Recently, biosynthesis of nanomaterials such as graphene and metal nanoparticles with microbial cells under ambient and growing conditions has received plenty of attention.^10–13 The dissimilatory metal-reducing bacteria strain Shewanella oneidensis MR-1 has been suggested capable of fabricating different kinds of metal nanomaterials¹⁴ and reduced GO (rGO)^10,15 through bioreduction in separate studies. More recently, He et al.¹⁶ have fabricated AuNPs/rGO nanohybrid via a two-step method. They first prepared graphene hydrogels with the help of MR-1 cells. Then the prepared graphene hydrogels were used to adsorb Au(III) ions, which were further reduced to gold nanoparticles due to the reduction potential difference between rGO and AuCl₄⁻. However, to our knowledge, no information is available for the one-pot biosynthesis of graphene-based nanohybrid using microbial cells and the reaction activity assay of such biogenic nanohybrid.

Nanomaterials were conventionally thought to be detrimental to biological cells and could inhibit biodegradation activity.¹⁷ Graphene-based nanomaterials might decrease bacterial cell viability by direct damage on cell membrane and/or generation of oxidative stress.¹⁸ However, results of recent studies suggested that chemically synthesized graphene and GO can stimulate the bioreduction of nitrobenzene and azo compound by S. oneidensis MR-1 and anaerobic sludge,^19,20 respectively. Nanosized carbon materials could not only increase the cell attachment and growth at biomaterials surface, facilitate the extracellular electron transfer through their conductive carbon planes and quinone moieties, but also activate the nitroaromatic molecules with the help of their zigzag edges.^21,22 On the other hand, another study suggested that biogenic gold nanoparticles could participate in and repair cell damage in Mtr electron transfer chain of MR-1 to certain extent.²³ More detailed investigations are needed to reveal the ways and mechanisms of graphene and graphene-based nanohybrid interacting with microbial cells during reductive transformation of pollutants.

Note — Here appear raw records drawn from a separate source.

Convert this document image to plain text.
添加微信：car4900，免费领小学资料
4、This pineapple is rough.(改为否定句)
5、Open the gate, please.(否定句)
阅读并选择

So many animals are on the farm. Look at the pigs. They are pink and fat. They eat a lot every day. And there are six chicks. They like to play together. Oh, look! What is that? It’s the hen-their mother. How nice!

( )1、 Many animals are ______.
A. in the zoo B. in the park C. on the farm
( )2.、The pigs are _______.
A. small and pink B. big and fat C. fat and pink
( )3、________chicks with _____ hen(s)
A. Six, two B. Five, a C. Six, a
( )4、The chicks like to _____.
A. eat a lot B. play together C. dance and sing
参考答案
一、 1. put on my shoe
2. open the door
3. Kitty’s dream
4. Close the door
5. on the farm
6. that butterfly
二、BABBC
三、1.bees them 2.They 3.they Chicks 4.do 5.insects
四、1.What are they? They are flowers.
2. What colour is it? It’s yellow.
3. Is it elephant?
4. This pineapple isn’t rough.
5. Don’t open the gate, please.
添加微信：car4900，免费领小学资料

In this study, we reported for the first time an environmentally benign and one-pot approach to microbially synthesize gold nanoparticles supported on rGO (AuNPs/rGO) through one-pot and simultaneous reduction of GO and AuCl₄⁻ under culturing conditions. The catalytic performance of biogenic AuNPs/rGO (bio-AuNPs/rGO) towards chemical reduction of 4-nitrophenol (4-NP) was tested and compared with chemically synthesized AuNPs/rGO nanohybrid (chem-AuNPs/rGO). The involvement of biogenic nanomaterials (bio-AuNPs, bio-rGO and bio-AuNPs/rGO) in stimulating electron transfer during bioreductive transformation of nitrobenzene and their interactions with MR-1 cells were also investigated.

Experimental

Chemicals and strains

Graphite powder, HAuCl₄, 4-NP, nitrobenzene and all other chemicals were purchased from Sigma-Aldrich or TCI. All of them were of analytical grade and used as received. GO was prepared from graphite powder through modified Hummer's method²⁴ (see the ESI† for details). Chemically synthesized AuNPs/rGO nanohybrid (chem-AuNPs/rGO) was obtained from Nanjing XFNANO Materials Tech Co., Ltd. (Jiangsu, China). According to the information provided by the manufacturer (and also confirmed by our independent characterizations), the weight percentage of Au in chem-AuNPs/rGO was 2% and the mean size of the supported AuNPs was 26.7 nm.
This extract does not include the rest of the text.